In its unlikely transformation from a regional water utility into Europe’s biggest telecom and media conglomerate, Vivendi has ridden a lot of corporate trends. It may be on the verge of adding another to the list: the spinoff. Vivendi is considering getting rid of its biggest unit, French mobile provider SFR, according to people familiar with the situation. That would let it focus on faster-growing media businesses like Canal Plus, its pay-TV arm, and Universal Music Group (home to the likes of Lady Gaga and Justin Bieber).
If this all sounds familiar to Vivendi-watchers, that’s because it is. A year ago, the company started exploring a break-up, with telecom assets (increasingly out of fashion as smartphone penetration plateaus) on one side, and zippier media properties on the other. After boardroom infighting that led to the ouster of then-Chief Executive Officer Jean-Bernard Levy, the plan was shelved in favor of seeking buyers for assets like GVT, a Brazilian broadband provider, and Activision Blizzard, which publishes blockbuster video games like “Call of Duty.”

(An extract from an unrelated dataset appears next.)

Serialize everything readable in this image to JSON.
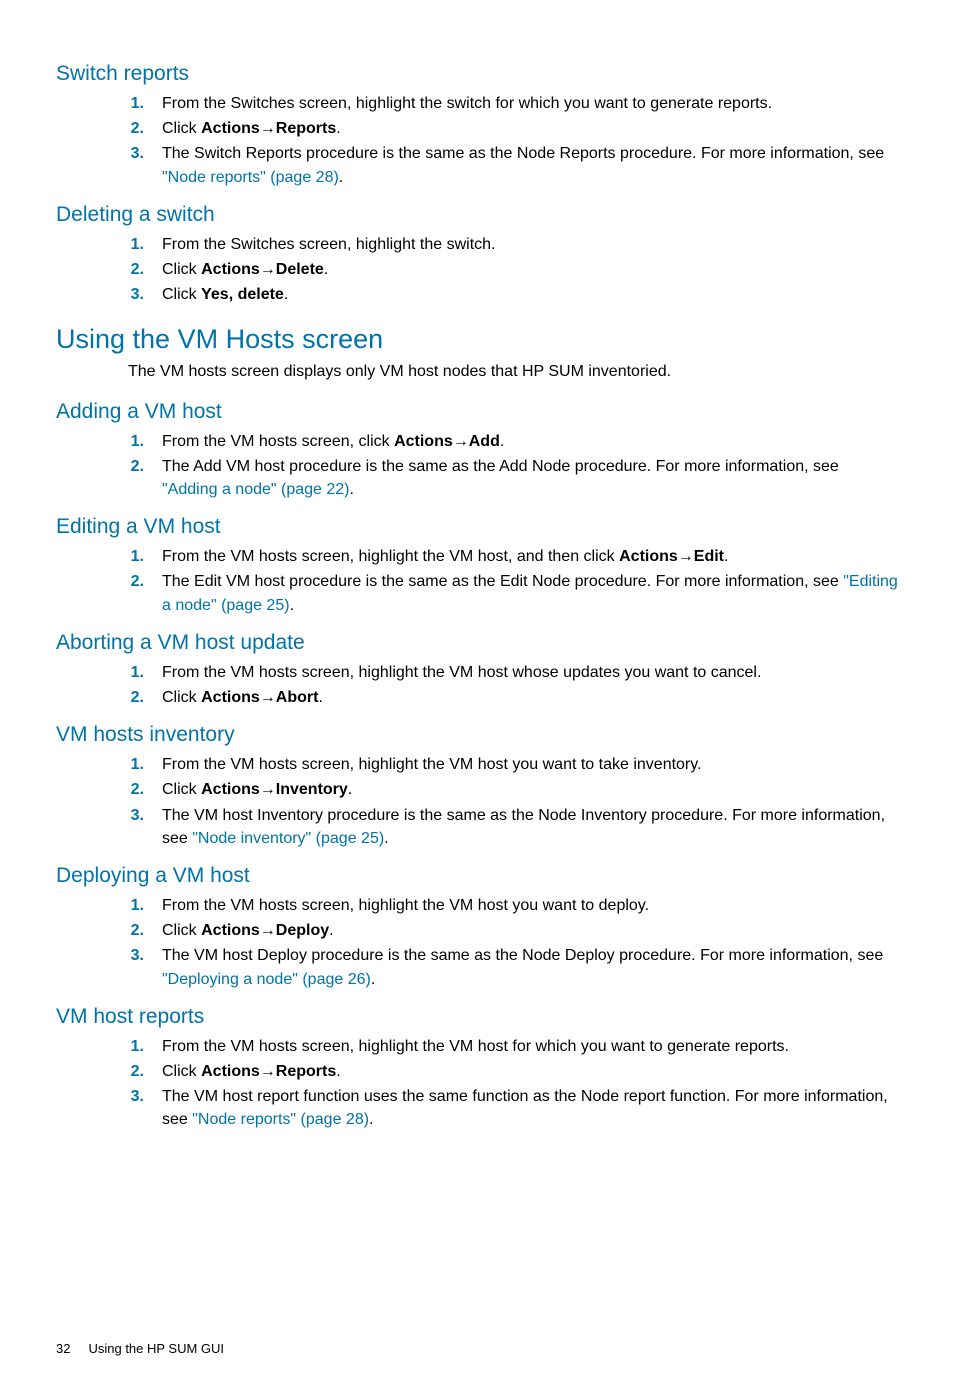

Problem is, Vivendi hasn’t managed to find a taker for either at a price it’s willing to accept, so it’s back to square one. Splitting off SFR has obvious appeal. Vivendi could load the slow-growing but reasonably profitable phone group with most of its debt, leaving the media side almost debt-free. And doing so would put an end to a corporate structure that investors have always found a bit odd. But given last year’s misfires, they shouldn’t expect any immediate change.